Osborne claims his interest in characters of questionable character stems in part from a fondness for his late Uncle Frank, "who never really worked an honest day in his life; he was a bookie. He was a huge influence. ... He did card tricks and told incredible jokes and would always hold court. There was something about it all that I found remarkable."
Uncle Frank helped young Brian see how humor and the ability to spin a good yarn could draw people's attention. An interest in theater happened almost by accident when Osborne tried out for a play on a whim while at Marquette University and got the lead. Osborne was soon creating and presenting original work for friends in the basement of his college apartment house. After graduating, Osborne moved to New York, where he continued to create original, highly physical, often clown-based pieces, while also appearing in experimental and Off-Broadway productions. Through assorted jobs and connections he met a number of Philadelphia-based theater folks, including members of Pig Iron Theatre Co. and Headlong Dance Theater. Sensing a kinship with the work of these ensembles, Osborne moved to the city in 2005. "It was a no-brainer for me," he says. "I could see there were no walls between dance and theater here. I could see how physical and unpredictable the work was."
Osborne's fascination with the unpredictable runs full-tilt in The Word, where his antics take many seemingly capricious turns. The scrambled plot zigs and zags in wacky ways so as to externalize the distorted psyche of the title character.

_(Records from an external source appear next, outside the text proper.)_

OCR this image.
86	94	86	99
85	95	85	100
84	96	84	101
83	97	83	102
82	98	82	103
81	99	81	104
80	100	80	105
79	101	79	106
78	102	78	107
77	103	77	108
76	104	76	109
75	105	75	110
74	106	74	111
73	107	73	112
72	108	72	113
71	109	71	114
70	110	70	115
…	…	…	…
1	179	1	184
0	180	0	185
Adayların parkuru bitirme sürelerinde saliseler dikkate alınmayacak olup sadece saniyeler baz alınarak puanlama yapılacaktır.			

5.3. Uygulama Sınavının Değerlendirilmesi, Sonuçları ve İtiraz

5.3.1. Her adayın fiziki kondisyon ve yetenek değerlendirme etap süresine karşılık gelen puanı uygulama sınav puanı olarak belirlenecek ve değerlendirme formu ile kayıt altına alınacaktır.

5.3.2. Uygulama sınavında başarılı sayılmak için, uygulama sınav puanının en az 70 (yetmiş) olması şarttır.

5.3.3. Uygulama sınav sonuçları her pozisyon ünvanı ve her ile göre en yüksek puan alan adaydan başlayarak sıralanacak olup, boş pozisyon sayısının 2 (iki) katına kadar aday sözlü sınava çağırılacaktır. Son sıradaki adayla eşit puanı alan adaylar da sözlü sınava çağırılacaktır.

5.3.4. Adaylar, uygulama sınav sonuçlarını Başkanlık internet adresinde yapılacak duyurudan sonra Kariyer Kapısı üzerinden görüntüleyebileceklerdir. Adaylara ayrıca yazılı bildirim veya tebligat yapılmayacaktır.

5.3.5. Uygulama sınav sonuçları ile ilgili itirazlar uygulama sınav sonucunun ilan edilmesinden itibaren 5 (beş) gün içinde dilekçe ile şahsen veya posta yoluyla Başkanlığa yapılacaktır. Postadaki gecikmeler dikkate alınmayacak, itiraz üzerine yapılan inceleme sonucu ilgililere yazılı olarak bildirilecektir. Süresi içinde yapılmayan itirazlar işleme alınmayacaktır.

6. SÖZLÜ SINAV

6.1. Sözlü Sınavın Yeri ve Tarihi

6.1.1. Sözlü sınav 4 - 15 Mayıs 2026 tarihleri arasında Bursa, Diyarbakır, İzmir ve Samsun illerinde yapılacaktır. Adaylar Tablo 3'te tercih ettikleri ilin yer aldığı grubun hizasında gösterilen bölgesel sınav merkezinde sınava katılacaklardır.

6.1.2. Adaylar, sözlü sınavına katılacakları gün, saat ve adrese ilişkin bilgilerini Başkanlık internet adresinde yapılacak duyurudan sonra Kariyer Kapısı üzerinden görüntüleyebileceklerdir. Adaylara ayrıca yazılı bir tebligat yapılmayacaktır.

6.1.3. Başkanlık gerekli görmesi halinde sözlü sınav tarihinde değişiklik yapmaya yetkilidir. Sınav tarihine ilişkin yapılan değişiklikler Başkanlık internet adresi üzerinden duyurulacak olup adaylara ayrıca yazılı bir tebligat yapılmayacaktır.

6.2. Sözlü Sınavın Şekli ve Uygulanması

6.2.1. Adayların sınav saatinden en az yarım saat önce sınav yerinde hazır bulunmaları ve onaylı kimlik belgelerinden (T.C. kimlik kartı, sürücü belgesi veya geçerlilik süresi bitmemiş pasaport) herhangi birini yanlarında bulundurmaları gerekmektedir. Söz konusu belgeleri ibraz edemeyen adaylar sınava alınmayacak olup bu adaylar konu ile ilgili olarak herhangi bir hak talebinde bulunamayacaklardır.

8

"There's nothing straightforward about how this guy [Marjoe] thinks. Once you think you know where it's going it will turn a corner and you have to catch up with him," says Suli Holum, the show's director and text consultant, who raves about the intensity of Osborne's portrayal. "He is 100 percent this character, it's a transformation. ... You get the feeling that this is a person who puts himself out there in such a way that's a little bit uncomfortable at times — it's not always successful, but he can't really tell the difference. That's where this guy lives."
Though Gortner's life story was a springboard for The Word, the show is not true biography. Osborne portrays the title character in an imagined scenario where Gortner is looking into mounting a solo confessional-type theater piece based on his life. Osborne embraces sundry states of mind throughout the presentation. These include wildly careening through eight-minute sermons of religious ecstasy, breaking into fits of paranoia and singing off-the-wall songs while playing a Yamaha synthesizer. "It's all him sorting himself out," Osborne explains. "It's sad and hilarious and it walks that fine line where you hate him, but you love how well-intentioned he is."
The sentiment is not that far-fetched, assures Osborne. "I think Marjoe was dealt a really shit hand, but he made so much of it. ... It's the idea that imperfections are to be celebrated. I think we all have the capacity to do what is deep down a dream of ours, and even if we fail, the fact that you even went at it is what matters."
The Word, Sept. 7-8, 10 p.m.; Sept. 9, 7 p.m., $15, Christ Church Neighborhood House, 20 N. American St.